Paradossalmente la frugalità medioevale pone pian piano le basi del proprio superamento, e quando la scoperta del Nuovo Mondo renderà nuovamente percorribile la strada del saccheggio di altre popolazioni tornerà in auge, culturalmente e di fatto, il Diritto Romano, abbandonato per secoli, per giustificare tra le altre cose il ritorno alla pratica schiavista.
Volendo ridurre e semplificare di molto l’analisi e ragionando su larga scala, è come se alla ricchezza di singoli e nazioni andasse di pari passo l’imbarbarimento della morale e delle relazioni sociali (prevalenza della predazione), mentre in tempi di ristrettezze e povertà risultassero più efficaci e funzionali i modelli relazionali basati sulla solidarietà (filosofia cristiana).

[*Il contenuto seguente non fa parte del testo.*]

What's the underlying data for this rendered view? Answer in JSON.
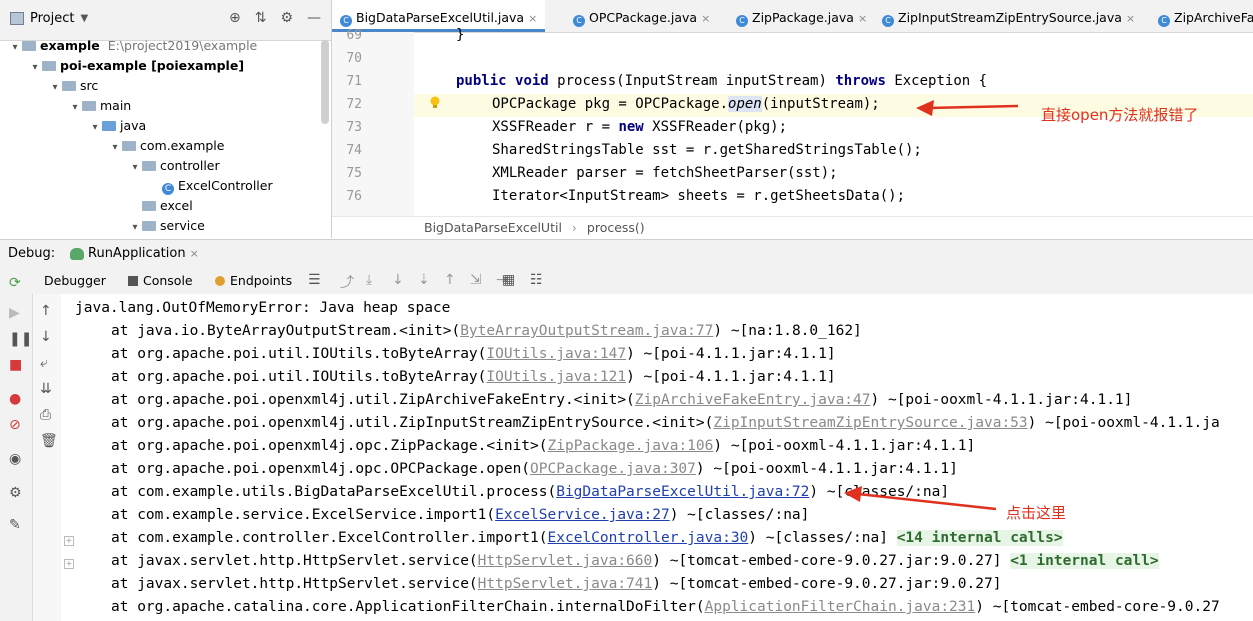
{
  "project": {
    "title": "Project",
    "tree": [
      {
        "indent": 0,
        "arrow": "▾",
        "icon": "folder",
        "label": "example",
        "extra": "E:\\project2019\\example",
        "bold": true
      },
      {
        "indent": 1,
        "arrow": "▾",
        "icon": "folder",
        "label": "poi-example [poiexample]",
        "extra": "",
        "bold": true
      },
      {
        "indent": 2,
        "arrow": "▾",
        "icon": "folder",
        "label": "src",
        "extra": "",
        "bold": false
      },
      {
        "indent": 3,
        "arrow": "▾",
        "icon": "folder",
        "label": "main",
        "extra": "",
        "bold": false
      },
      {
        "indent": 4,
        "arrow": "▾",
        "icon": "folder-blue",
        "label": "java",
        "extra": "",
        "bold": false
      },
      {
        "indent": 5,
        "arrow": "▾",
        "icon": "folder",
        "label": "com.example",
        "extra": "",
        "bold": false
      },
      {
        "indent": 6,
        "arrow": "▾",
        "icon": "folder",
        "label": "controller",
        "extra": "",
        "bold": false
      },
      {
        "indent": 7,
        "arrow": "",
        "icon": "class",
        "label": "ExcelController",
        "extra": "",
        "bold": false
      },
      {
        "indent": 6,
        "arrow": "",
        "icon": "folder",
        "label": "excel",
        "extra": "",
        "bold": false
      },
      {
        "indent": 6,
        "arrow": "▾",
        "icon": "folder",
        "label": "service",
        "extra": "",
        "bold": false
      }
    ]
  },
  "editor": {
    "tabs": [
      {
        "label": "BigDataParseExcelUtil.java",
        "active": true
      },
      {
        "label": "OPCPackage.java",
        "active": false
      },
      {
        "label": "ZipPackage.java",
        "active": false
      },
      {
        "label": "ZipInputStreamZipEntrySource.java",
        "active": false
      },
      {
        "label": "ZipArchiveFa",
        "active": false
      }
    ],
    "line_numbers": [
      "69",
      "70",
      "71",
      "72",
      "73",
      "74",
      "75",
      "76"
    ],
    "code": {
      "l69": "}",
      "l71_kw1": "public",
      "l71_kw2": "void",
      "l71_mid": " process(InputStream inputStream) ",
      "l71_kw3": "throws",
      "l71_end": " Exception {",
      "l72_a": "OPCPackage pkg = OPCPackage.",
      "l72_b": "open",
      "l72_c": "(inputStream);",
      "l73_a": "XSSFReader r = ",
      "l73_kw": "new",
      "l73_b": " XSSFReader(pkg);",
      "l74": "SharedStringsTable sst = r.getSharedStringsTable();",
      "l75": "XMLReader parser = fetchSheetParser(sst);",
      "l76": "Iterator<InputStream> sheets = r.getSheetsData();"
    },
    "breadcrumb": [
      "BigDataParseExcelUtil",
      "process()"
    ],
    "annotation": "直接open方法就报错了"
  },
  "debug": {
    "label": "Debug:",
    "run_config": "RunApplication",
    "tabs": [
      "Debugger",
      "Console",
      "Endpoints"
    ],
    "console": [
      {
        "pre": "java.lang.OutOfMemoryError: Java heap space",
        "link": "",
        "link_style": "",
        "post": "",
        "internal": "",
        "indent": false,
        "fold": false
      },
      {
        "pre": "at java.io.ByteArrayOutputStream.<init>(",
        "link": "ByteArrayOutputStream.java:77",
        "link_style": "grey",
        "post": ") ~[na:1.8.0_162]",
        "internal": "",
        "indent": true,
        "fold": false
      },
      {
        "pre": "at org.apache.poi.util.IOUtils.toByteArray(",
        "link": "IOUtils.java:147",
        "link_style": "grey",
        "post": ") ~[poi-4.1.1.jar:4.1.1]",
        "internal": "",
        "indent": true,
        "fold": false
      },
      {
        "pre": "at org.apache.poi.util.IOUtils.toByteArray(",
        "link": "IOUtils.java:121",
        "link_style": "grey",
        "post": ") ~[poi-4.1.1.jar:4.1.1]",
        "internal": "",
        "indent": true,
        "fold": false
      },
      {
        "pre": "at org.apache.poi.openxml4j.util.ZipArchiveFakeEntry.<init>(",
        "link": "ZipArchiveFakeEntry.java:47",
        "link_style": "grey",
        "post": ") ~[poi-ooxml-4.1.1.jar:4.1.1]",
        "internal": "",
        "indent": true,
        "fold": false
      },
      {
        "pre": "at org.apache.poi.openxml4j.util.ZipInputStreamZipEntrySource.<init>(",
        "link": "ZipInputStreamZipEntrySource.java:53",
        "link_style": "grey",
        "post": ") ~[poi-ooxml-4.1.1.ja",
        "internal": "",
        "indent": true,
        "fold": false
      },
      {
        "pre": "at org.apache.poi.openxml4j.opc.ZipPackage.<init>(",
        "link": "ZipPackage.java:106",
        "link_style": "grey",
        "post": ") ~[poi-ooxml-4.1.1.jar:4.1.1]",
        "internal": "",
        "indent": true,
        "fold": false
      },
      {
        "pre": "at org.apache.poi.openxml4j.opc.OPCPackage.open(",
        "link": "OPCPackage.java:307",
        "link_style": "grey",
        "post": ") ~[poi-ooxml-4.1.1.jar:4.1.1]",
        "internal": "",
        "indent": true,
        "fold": false
      },
      {
        "pre": "at com.example.utils.BigDataParseExcelUtil.process(",
        "link": "BigDataParseExcelUtil.java:72",
        "link_style": "blue",
        "post": ") ~[classes/:na]",
        "internal": "",
        "indent": true,
        "fold": false
      },
      {
        "pre": "at com.example.service.ExcelService.import1(",
        "link": "ExcelService.java:27",
        "link_style": "blue",
        "post": ") ~[classes/:na]",
        "internal": "",
        "indent": true,
        "fold": false
      },
      {
        "pre": "at com.example.controller.ExcelController.import1(",
        "link": "ExcelController.java:30",
        "link_style": "blue",
        "post": ") ~[classes/:na] ",
        "internal": "<14 internal calls>",
        "indent": true,
        "fold": true
      },
      {
        "pre": "at javax.servlet.http.HttpServlet.service(",
        "link": "HttpServlet.java:660",
        "link_style": "grey",
        "post": ") ~[tomcat-embed-core-9.0.27.jar:9.0.27] ",
        "internal": "<1 internal call>",
        "indent": true,
        "fold": true
      },
      {
        "pre": "at javax.servlet.http.HttpServlet.service(",
        "link": "HttpServlet.java:741",
        "link_style": "grey",
        "post": ") ~[tomcat-embed-core-9.0.27.jar:9.0.27]",
        "internal": "",
        "indent": true,
        "fold": false
      },
      {
        "pre": "at org.apache.catalina.core.ApplicationFilterChain.internalDoFilter(",
        "link": "ApplicationFilterChain.java:231",
        "link_style": "grey",
        "post": ") ~[tomcat-embed-core-9.0.27",
        "internal": "",
        "indent": true,
        "fold": false
      }
    ],
    "annotation": "点击这里"
  },
  "colors": {
    "annotation_red": "#e0301e",
    "link_blue": "#2140b0",
    "internal_bg": "#e7f5e7"
  }
}
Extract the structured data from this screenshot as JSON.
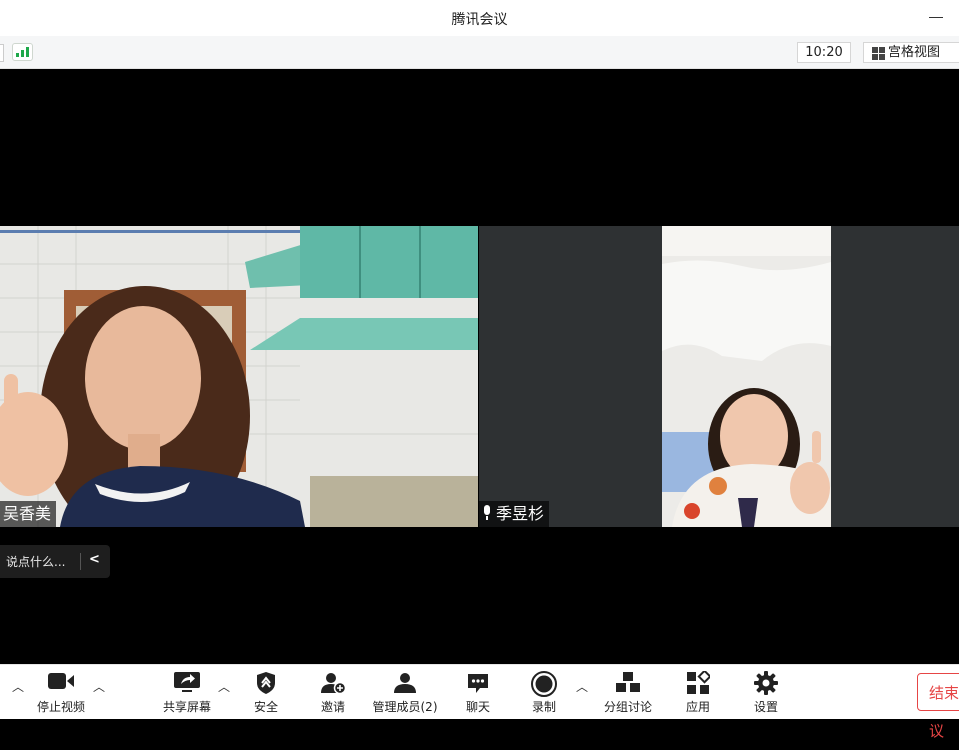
{
  "window": {
    "title": "腾讯会议"
  },
  "topbar": {
    "time": "10:20",
    "view_label": "宫格视图"
  },
  "participants": [
    {
      "name": "吴香美"
    },
    {
      "name": "季昱杉"
    }
  ],
  "chat": {
    "placeholder": "说点什么..."
  },
  "toolbar": {
    "items": [
      {
        "label": "停止视频"
      },
      {
        "label": "共享屏幕"
      },
      {
        "label": "安全"
      },
      {
        "label": "邀请"
      },
      {
        "label": "管理成员(2)"
      },
      {
        "label": "聊天"
      },
      {
        "label": "录制"
      },
      {
        "label": "分组讨论"
      },
      {
        "label": "应用"
      },
      {
        "label": "设置"
      }
    ],
    "end_label": "结束会议"
  },
  "colors": {
    "signal": "#1ea84a",
    "end": "#e64545",
    "icon": "#222222"
  }
}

Il Medioevo andrebbe quindi considerato come un periodo di riflessione e ripensamento tra le due grandi ‘bolle economiche’ dell’impero romano prima e della rivoluzione industriale poi. Un’epoca in cui emergono e si consolidano filosofie religiose e sociali più orientate alla pacifica convivenza ed al reciproco rispetto (in mezzo anche a mille guerre e guerricciole, va detto).
Filosofie tuttavia non sufficientemente rigide ed auto-evidenti da impedire una pronta retromarcia (laddove il potenziale di predazione riemerga) che le riadatti e riformuli per giustificare guerre di aggressione e saccheggio, come le crociate o la conquista delle Americhe. O da non poter essere messe comodamente in soffitta ed archiviate, e con esse l’intera epoca storica da cui sono emerse, a fronte di un ulteriore cambio di paradigma come la rivoluzione industriale.